What’s wrong with this reasoning? It ignores two critical facts:


  • Secure systems are complicated, hence imperfect.

  • Security gets in the way of other things you want.

The end result should not be surprising. We don’t have “real” security that guarantees to stop bad things from happening, and the main reason is that people don’t buy it. They don’t buy it because the danger is small, and because security is a pain.

  • Since the danger is small, people prefer to buy features. A secure system has fewer features because it has to be implemented correctly. This means that it takes more time to build, so naturally it lacks the latest features.

  • Security is a pain because it stops you from doing things, and you have to do work to authenticate yourself and to set it up.

A secondary reason we don’t have “real” security is that systems are complicated, and therefore both the code and the setup have bugs that an attacker can exploit. This is the reason that gets all the attention, but it is not the heart of the problem.

1Implementing security


The job of computer security is to defend against vulnerabilities. These take three main forms:

  1. Bad (buggy or hostile) programs.

  2. Bad (careless or hostile) agents, either programs or people, giving bad instructions to good but gullible programs.

  3. Bad agents tapping or spoofing communications.

Case (2) can be cascaded through several levels of gullible agents. Clearly agents that might get instructions from bad agents must be prudent, or even paranoid, rather than gullible.

Broadly speaking, there are five defensive strategies:



  1. Coarse: Isolate—keep everybody out. It provides the best security, but it keeps you from using information or services from others, and from providing them to others. This is impractical for all but a few applications.

  2. Medium: Exclude—keep the bad guys out. It’s all right for programs inside this defense to be gullible. Code signing and firewalls do this.

  3. Fine: Restrict—Let the bad guys in, but keep them from doing damage. Sandboxing does this, whether the traditional kind provided by an operating system process, or the modern kind in a Java virtual machine. Sandboxing typically involves access control on resources to define the holes in the sandbox. Programs accessible from the sandbox must be paranoid; it’s hard to get this right.
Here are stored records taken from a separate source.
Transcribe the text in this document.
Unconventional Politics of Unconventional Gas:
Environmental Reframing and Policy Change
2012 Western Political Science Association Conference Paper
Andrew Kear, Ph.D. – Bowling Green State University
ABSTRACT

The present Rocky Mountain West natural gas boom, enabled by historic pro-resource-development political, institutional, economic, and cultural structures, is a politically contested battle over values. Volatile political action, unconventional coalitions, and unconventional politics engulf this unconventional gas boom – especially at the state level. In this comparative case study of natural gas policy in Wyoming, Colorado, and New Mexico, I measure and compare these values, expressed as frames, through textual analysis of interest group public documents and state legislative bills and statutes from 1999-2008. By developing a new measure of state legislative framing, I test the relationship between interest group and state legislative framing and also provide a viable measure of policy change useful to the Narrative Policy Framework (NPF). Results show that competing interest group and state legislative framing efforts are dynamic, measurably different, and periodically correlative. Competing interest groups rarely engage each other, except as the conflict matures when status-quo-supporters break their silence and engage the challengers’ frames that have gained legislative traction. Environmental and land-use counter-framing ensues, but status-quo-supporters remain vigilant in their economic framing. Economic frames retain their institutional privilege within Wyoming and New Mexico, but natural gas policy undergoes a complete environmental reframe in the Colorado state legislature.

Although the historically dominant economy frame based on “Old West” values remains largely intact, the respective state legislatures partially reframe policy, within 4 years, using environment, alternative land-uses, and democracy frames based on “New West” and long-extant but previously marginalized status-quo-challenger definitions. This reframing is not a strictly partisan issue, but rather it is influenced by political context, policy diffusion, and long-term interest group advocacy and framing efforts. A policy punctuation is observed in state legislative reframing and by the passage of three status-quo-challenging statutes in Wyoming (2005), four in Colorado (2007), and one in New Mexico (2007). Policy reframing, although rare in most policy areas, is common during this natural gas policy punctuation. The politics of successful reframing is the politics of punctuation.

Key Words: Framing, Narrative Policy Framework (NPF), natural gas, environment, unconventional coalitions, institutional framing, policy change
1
  4. Recover—Undo the damage. Backup systems and restore points are examples. This doesn’t help with secrecy, but it helps a lot with integrity and availability.

  5. Punish—Catch the bad guys and prosecute them. Auditing and police do this.

The well-known access control model shown in Figure 1 provides the framework for these strategies. In this model, a guard controls the access of requests for service to valued resources, which are usually encapsulated in objects. The guard’s job is to decide whether the source of the request, called a principal, is allowed to do the operation on the object. To decide, it uses two kinds of information: authentication information from the left, which identifies the principal who made the request, and authorization information from the right, which says who is allowed to do what to the object. There are many ways to make this division. The reason for separating the guard from the object is to keep it simple.




Figure 1: Access control model
Of course security still depends on the object to implement its methods correctly. For instance, if a file’s read method changes its data, or the write method fails to debit the quota, or either one touches data in other files, the system is insecure in spite of the guard.

Another model is sometimes used when secrecy in the face of bad programs is a primary concern: the information flow control model shown in Figure 2 [5]. This is roughly a dual of the access control model, in which the guard decides whether information can flow to a principal.






Figure 2: Information flow model
In either model, there are three basic mechanisms for implementing security. Together, they form the gold standard for security (since they all begin with Au):

  • Authenticating principals, answering the question “Who said that?” or “Who is getting that information?”. Usually principals are people, but they may also be groups, machines, or programs.

  • Authorizing access, answering the question “Who is trusted to do which operations on this object?”.

  • Auditing the decisions of the guard, so that later it’s possible to figure out what happened and why.